This is the guitar with about the naffest 'stop sniggering at the back' name you could imagine. It even came with a terrible tacky 'have you plucked a Virgin?' ad campaign when launched.
Oh well this one was pretty cheap.
This is very very similar to my Warlock, the upper bout is similarly shaped and the neck is probably identical apart from the truss rod cover.
I have no intention of keeping this. It has been bought to steal the Speedloader tremolo from so I can fit it to my RS10V project.
The seller shipped it with the neck unbolted and when I put it back together it was pretty clear they didn't know how to set the Speedloader up as it was all over the place with some of the fine tuners wound right down. Now set up, I've played it for about half an hour and it's nice enough. These Korean NJs weren't cheap originally despite being bolt-on models and they're much nicer than the modern cheapo models. The body shape actually works well, it's light and pretty compact. Still a stupid name though.
The main feature is the Speedloader which is a piece of nicely finished US engineering. It's the sort of quality that you'd expect from Schaller or Gotoh and a massive step up in sophistication and precision from an original Floyd Rose.
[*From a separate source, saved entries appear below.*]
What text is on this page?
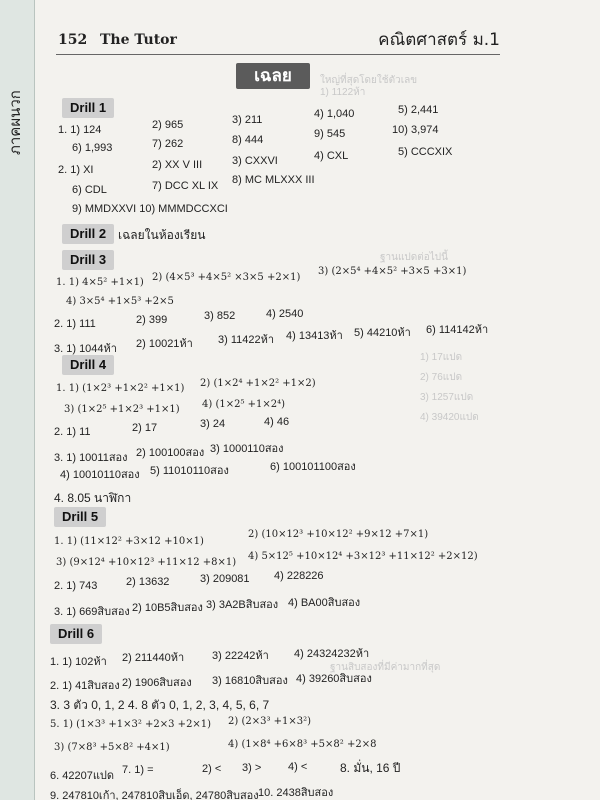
ภาคผนวก
152 The Tutor	คณิตศาสตร์ ม.1
ใหญ่ที่สุดโดยใช้ตัวเลข
1) 1122ห้า
ฐานแปดต่อไปนี้
1) 17แปด
2) 76แปด
3) 1257แปด
4) 39420แปด
ฐานสิบสองที่มีค่ามากที่สุด
เฉลย
Drill 1
1. 1) 124	2) 965	3) 211	4) 1,040	5) 2,441
6) 1,993	7) 262	8) 444	9) 545	10) 3,974
2. 1) XI	2) XX V III	3) CXXVI	4) CXL	5) CCCXIX
6) CDL	7) DCC XL IX 8) MC MLXXX III
9) MMDXXVI 10) MMMDCCXCI
Drill 2 เฉลยในห้องเรียน
Drill 3
1. 1) 4×5² +1×1) 2) (4×5³ +4×5² ×3×5 +2×1)
3) (2×5⁴ +4×5² +3×5 +3×1)
4) 3×5⁴ +1×5³ +2×5
2. 1) 111	2) 399	3) 852	4) 2540
3. 1) 1044ห้า 2) 10021ห้า 3) 11422ห้า 4) 13413ห้า 5) 44210ห้า 6) 114142ห้า
Drill 4
1. 1) (1×2³ +1×2² +1×1) 2) (1×2⁴ +1×2² +1×2)
3) (1×2⁵ +1×2³ +1×1) 4) (1×2⁵ +1×2⁴)
2. 1) 11	2) 17	3) 24	4) 46
3. 1) 10011สอง 2) 100100สอง 3) 1000110สอง
4) 10010110สอง 5) 11010110สอง	6) 100101100สอง
4. 8.05 นาฬิกา
Drill 5
1. 1) (11×12² +3×12 +10×1)
2) (10×12³ +10×12² +9×12 +7×1)
3) (9×12⁴ +10×12³ +11×12 +8×1)
4) 5×12⁵ +10×12⁴ +3×12³ +11×12² +2×12)
2. 1) 743	2) 13632	3) 209081 4) 228226
3. 1) 669สิบสอง 2) 10B5สิบสอง 3) 3A2Bสิบสอง 4) BA00สิบสอง
Drill 6
1. 1) 102ห้า 2) 211440ห้า	3) 22242ห้า 4) 24324232ห้า
2. 1) 41สิบสอง 2) 1906สิบสอง 3) 16810สิบสอง 4) 39260สิบสอง
3. 3 ตัว 0, 1, 2 4. 8 ตัว 0, 1, 2, 3, 4, 5, 6, 7
5. 1) (1×3³ +1×3² +2×3 +2×1) 2) (2×3³ +1×3²)
3) (7×8³ +5×8² +4×1)	4) (1×8⁴ +6×8³ +5×8² +2×8
6. 42207แปด 7. 1) =	2) < 3) > 4) <	8. มั่น, 16 ปี
9. 247810เก้า, 247810สิบเอ็ด, 24780สิบสอง 10. 2438สิบสอง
Whether or not it's actually a good idea is debatable though.
Setting them up is super fiddly. Alternative tunings are nigh impossible (you might manage half a step either way, but I'm not going to try) unless somebody makes special string sets. Which they won't. Standard tuning strings are uncommon enough.
Once set up though, string changes are amazingly simple and can be done in seconds. The string starts at tension and you just need to fine tune it.
Tuning stability is great, but you'd kind of expect that.
If I manage to swap the Speedloader onto the RS10V, I think I'll just sell the carcass on. It'd make an ideal project for somebody to drill the headstock for machine heads and fit a standard tremolo.